COMMENTARY: On March 10, 2016 in Chicago, Illinois democracy was wounded. It remains to be seen if the wound will be fatal.
A presidential candidate rally was shut down by protesters who loudly celebrated the fact that they had been successful in preventing the candidate from speaking to his supporters.
The candidate was Donald Trump, a man who has done his share of shutting down speech, so to many it seemed only fair.
People, both left and right, are appalled at this candidate. He seems almost the antithesis of everything most of us think America stands for — tolerance, fairness and the striving for equality.
Even his opponents in the GOP race are finding it harder and harder to say that they will support him should he win the nomination — even as that eventuality becomes increasingly clearer.

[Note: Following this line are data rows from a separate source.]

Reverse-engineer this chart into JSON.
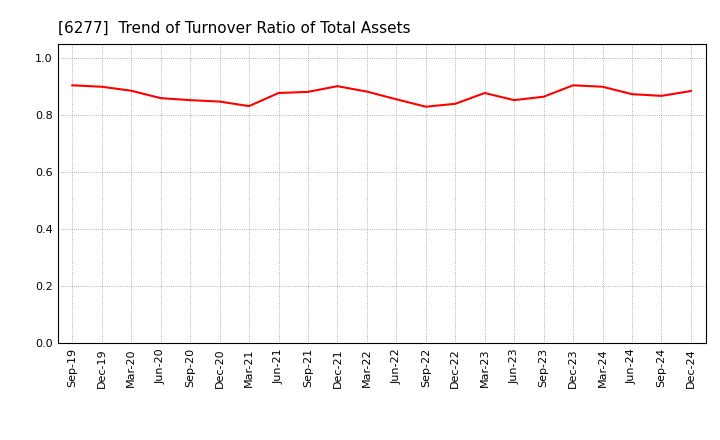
{
  "title": "[6277]  Trend of Turnover Ratio of Total Assets",
  "title_fontsize": 11,
  "line_color": "#FF0000",
  "line_width": 1.5,
  "background_color": "#FFFFFF",
  "grid_color": "#999999",
  "ylim": [
    0.0,
    1.05
  ],
  "yticks": [
    0.0,
    0.2,
    0.4,
    0.6,
    0.8,
    1.0
  ],
  "labels": [
    "Sep-19",
    "Dec-19",
    "Mar-20",
    "Jun-20",
    "Sep-20",
    "Dec-20",
    "Mar-21",
    "Jun-21",
    "Sep-21",
    "Dec-21",
    "Mar-22",
    "Jun-22",
    "Sep-22",
    "Dec-22",
    "Mar-23",
    "Jun-23",
    "Sep-23",
    "Dec-23",
    "Mar-24",
    "Jun-24",
    "Sep-24",
    "Dec-24"
  ],
  "values": [
    0.905,
    0.9,
    0.886,
    0.86,
    0.853,
    0.848,
    0.832,
    0.878,
    0.882,
    0.902,
    0.883,
    0.856,
    0.83,
    0.84,
    0.878,
    0.853,
    0.865,
    0.905,
    0.9,
    0.874,
    0.868,
    0.885
  ]
}
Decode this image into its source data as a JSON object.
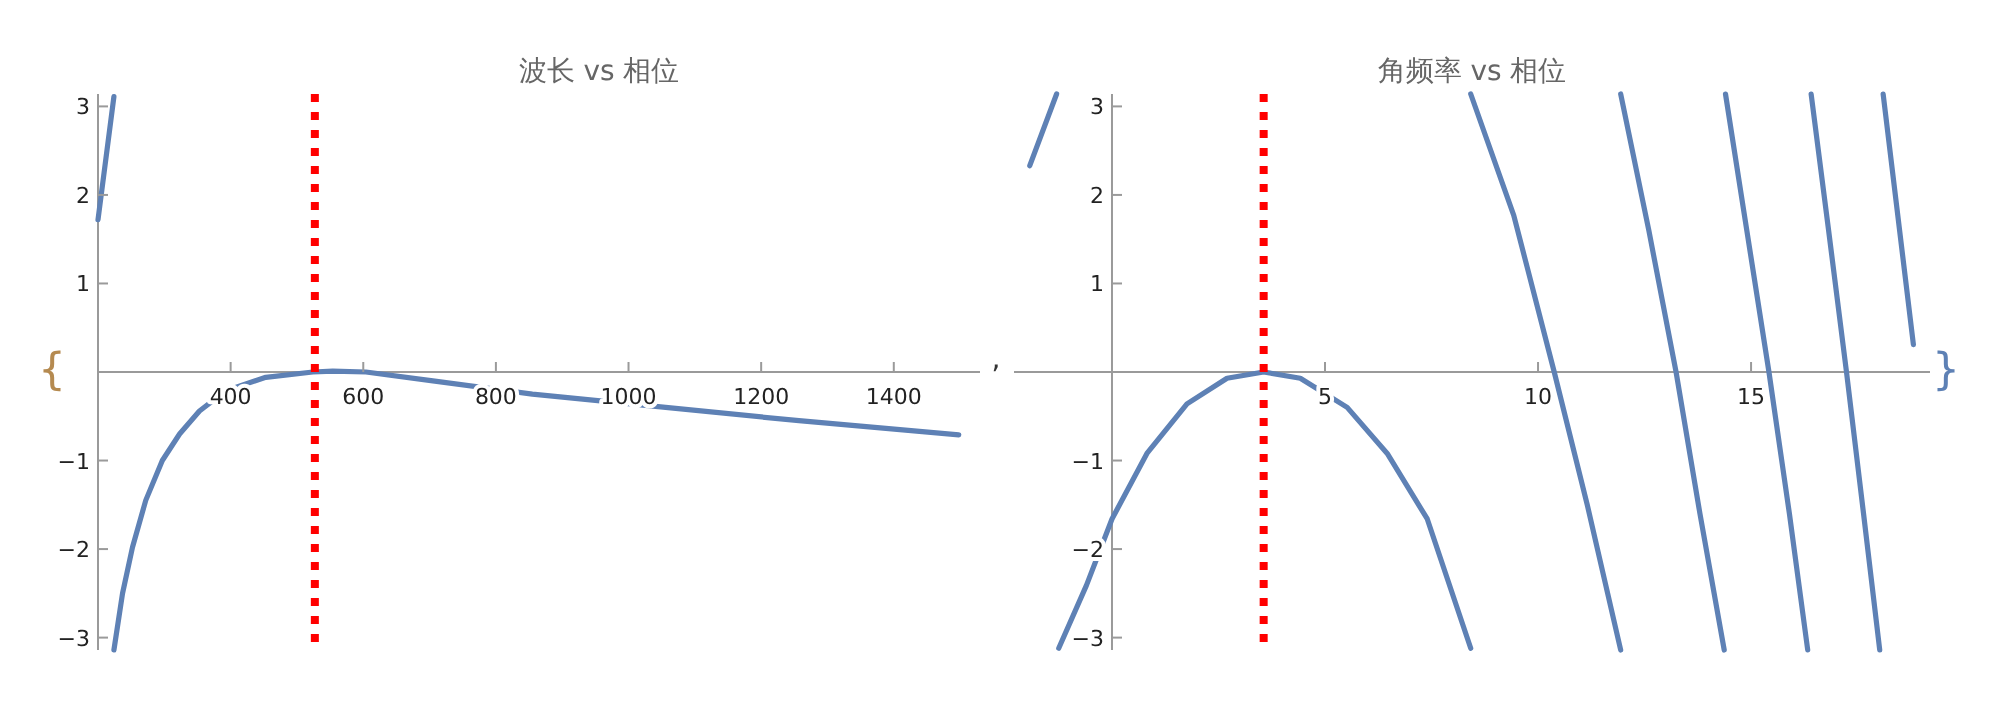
{
  "chart_data": [
    {
      "type": "line",
      "title": "波长 vs 相位",
      "xlim": [
        200,
        1530
      ],
      "ylim": [
        -3.14,
        3.14
      ],
      "xticks": [
        400,
        600,
        800,
        1000,
        1200,
        1400
      ],
      "yticks": [
        -3,
        -2,
        -1,
        1,
        2,
        3
      ],
      "grid": false,
      "series": [
        {
          "color": "#5e81b5",
          "x": [
            200,
            224
          ],
          "values": [
            1.72,
            3.11
          ]
        },
        {
          "color": "#5e81b5",
          "x": [
            224,
            237,
            252,
            272,
            297,
            323,
            353,
            393,
            453,
            524,
            554,
            604,
            705,
            855,
            1056,
            1257,
            1498
          ],
          "values": [
            -3.14,
            -2.5,
            -1.98,
            -1.45,
            -1.0,
            -0.7,
            -0.44,
            -0.21,
            -0.06,
            0.0,
            0.01,
            0.0,
            -0.1,
            -0.25,
            -0.4,
            -0.55,
            -0.71
          ]
        }
      ],
      "ref_lines": [
        {
          "axis": "x",
          "value": 527,
          "color": "#ff0000",
          "line_style": "dotted"
        }
      ],
      "annotations": [
        "{",
        ","
      ]
    },
    {
      "type": "line",
      "title": "角频率 vs 相位",
      "xlim": [
        -2.3,
        19.2
      ],
      "ylim": [
        -3.14,
        3.14
      ],
      "xticks": [
        5,
        10,
        15
      ],
      "yticks": [
        -3,
        -2,
        -1,
        1,
        2,
        3
      ],
      "grid": false,
      "series": [
        {
          "color": "#5e81b5",
          "x": [
            -1.93,
            -1.3
          ],
          "values": [
            2.33,
            3.14
          ]
        },
        {
          "color": "#5e81b5",
          "x": [
            -1.25,
            -0.6,
            0,
            0.82,
            1.76,
            2.7,
            3.56,
            4.42,
            5.52,
            6.46,
            7.4,
            8.42
          ],
          "values": [
            -3.12,
            -2.41,
            -1.66,
            -0.92,
            -0.36,
            -0.07,
            0,
            -0.07,
            -0.4,
            -0.92,
            -1.66,
            -3.12
          ]
        },
        {
          "color": "#5e81b5",
          "x": [
            8.42,
            9.43,
            10.38,
            11.16,
            11.94
          ],
          "values": [
            3.14,
            1.77,
            0,
            -1.51,
            -3.14
          ]
        },
        {
          "color": "#5e81b5",
          "x": [
            11.94,
            12.6,
            13.24,
            13.8,
            14.37
          ],
          "values": [
            3.14,
            1.6,
            0,
            -1.6,
            -3.14
          ]
        },
        {
          "color": "#5e81b5",
          "x": [
            14.4,
            14.9,
            15.42,
            15.9,
            16.33
          ],
          "values": [
            3.14,
            1.6,
            0,
            -1.6,
            -3.14
          ]
        },
        {
          "color": "#5e81b5",
          "x": [
            16.41,
            16.82,
            17.24,
            17.64,
            18.02
          ],
          "values": [
            3.14,
            1.6,
            0,
            -1.6,
            -3.14
          ]
        },
        {
          "color": "#5e81b5",
          "x": [
            18.1,
            18.81
          ],
          "values": [
            3.14,
            0.31
          ]
        }
      ],
      "ref_lines": [
        {
          "axis": "x",
          "value": 3.56,
          "color": "#ff0000",
          "line_style": "dotted"
        }
      ],
      "annotations": [
        "}"
      ]
    }
  ]
}
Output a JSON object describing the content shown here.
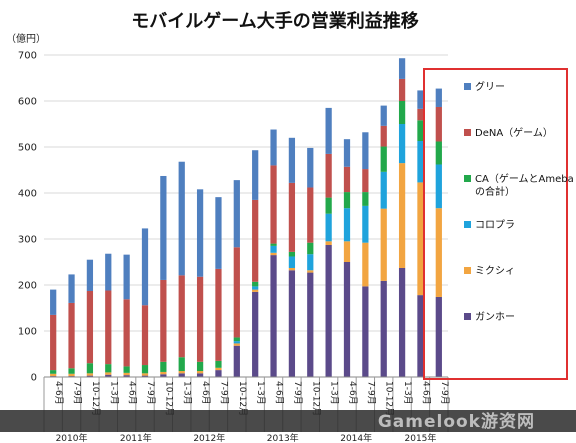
{
  "chart_data": {
    "type": "bar",
    "stacked": true,
    "title": "モバイルゲーム大手の営業利益推移",
    "unit_label": "（億円）",
    "ylim": [
      0,
      700
    ],
    "yticks": [
      0,
      100,
      200,
      300,
      400,
      500,
      600,
      700
    ],
    "grid": true,
    "legend_position": "right",
    "categories": [
      "4-6月",
      "7-9月",
      "10-12月",
      "1-3月",
      "4-6月",
      "7-9月",
      "10-12月",
      "1-3月",
      "4-6月",
      "7-9月",
      "10-12月",
      "1-3月",
      "4-6月",
      "7-9月",
      "10-12月",
      "1-3月",
      "4-6月",
      "7-9月",
      "10-12月",
      "1-3月",
      "4-6月",
      "7-9月"
    ],
    "year_labels": [
      {
        "label": "2010年",
        "start": 0,
        "end": 2
      },
      {
        "label": "2011年",
        "start": 3,
        "end": 6
      },
      {
        "label": "2012年",
        "start": 7,
        "end": 10
      },
      {
        "label": "2013年",
        "start": 11,
        "end": 14
      },
      {
        "label": "2014年",
        "start": 15,
        "end": 18
      },
      {
        "label": "2015年",
        "start": 19,
        "end": 21
      }
    ],
    "series": [
      {
        "name": "ガンホー",
        "color": "#5b4a8a",
        "values": [
          2,
          2,
          3,
          5,
          4,
          3,
          6,
          8,
          8,
          15,
          68,
          185,
          265,
          232,
          227,
          287,
          250,
          197,
          209,
          237,
          178,
          174
        ]
      },
      {
        "name": "ミクシィ",
        "color": "#f2a541",
        "values": [
          5,
          5,
          5,
          5,
          5,
          5,
          5,
          5,
          5,
          5,
          5,
          5,
          5,
          5,
          5,
          8,
          45,
          95,
          157,
          228,
          245,
          193
        ]
      },
      {
        "name": "コロプラ",
        "color": "#1fa3dc",
        "values": [
          0,
          0,
          0,
          0,
          0,
          0,
          0,
          0,
          0,
          0,
          5,
          7,
          15,
          25,
          35,
          60,
          72,
          80,
          80,
          85,
          90,
          95
        ]
      },
      {
        "name": "CA（ゲームとAmebaの合計）",
        "color": "#22a84b",
        "values": [
          8,
          12,
          22,
          18,
          14,
          18,
          22,
          30,
          20,
          15,
          8,
          10,
          5,
          10,
          25,
          35,
          35,
          30,
          55,
          50,
          45,
          50
        ]
      },
      {
        "name": "DeNA（ゲーム）",
        "color": "#c0504d",
        "values": [
          120,
          142,
          157,
          160,
          146,
          130,
          178,
          178,
          185,
          200,
          196,
          178,
          170,
          150,
          120,
          95,
          55,
          50,
          45,
          48,
          25,
          75
        ]
      },
      {
        "name": "グリー",
        "color": "#4f7fbf",
        "values": [
          55,
          62,
          68,
          80,
          97,
          167,
          226,
          247,
          190,
          156,
          146,
          108,
          78,
          98,
          86,
          100,
          60,
          80,
          44,
          45,
          40,
          40
        ]
      }
    ],
    "legend_order": [
      "グリー",
      "DeNA（ゲーム）",
      "CA（ゲームとAmebaの合計）",
      "コロプラ",
      "ミクシィ",
      "ガンホー"
    ]
  },
  "legend_text": [
    [
      "グリー"
    ],
    [
      "DeNA（ゲーム）"
    ],
    [
      "CA（ゲームとAmeba",
      "の合計）"
    ],
    [
      "コロプラ"
    ],
    [
      "ミクシィ"
    ],
    [
      "ガンホー"
    ]
  ],
  "watermark": "Gamelook游资网",
  "colors": {
    "legend_border": "#e03030",
    "grid": "#d9d9d9",
    "axis": "#888888"
  }
}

So why not shut him down, end the speech that so many find disturbing? Because of this:
Amendment I to the Constitution of the United States of America
“Congress shall make no law respecting an establishment of religion or prohibiting the free exercise thereof; or abridging the freedom speech of the press or the right of the people peaceably to assemble, and to petition the Government for a redress of grievances.”
What the protesters failed to understand, and what Trump fails to practice, is that free speech is a two-way street. Not only do you have the right to speak — that right must be extended to everyone you disagree with, or you will surely lose it for yourself.
But Trump is promoting violence. We should shut that down, shouldn’t we? As his followers are discovering, violence carries its own consequences. There is now a supporter still in jail for assault on a protester, and his own campaign manager may face battery charges.
Natural consequences will soon put a stop to those threats. There is no need to shut him down.
It’s not much of a stretch to say that we have never seen a political campaign quite like this one. Even Chicago in 1968 seems almost quaint by comparison. Whoever we support, whichever side of the political spectrum we fall on, all of us must keep in mind what this country was founded on, and that free speech is the bedrock of it all.
The primaries move West now. Let us hope that every voice will be heard.
Anderson, of Farmington, is a past Democratic Party county officer and member of the party’s state central committee. She has been active in several political campaigns. Today she follows politics avidly as a concerned citizen.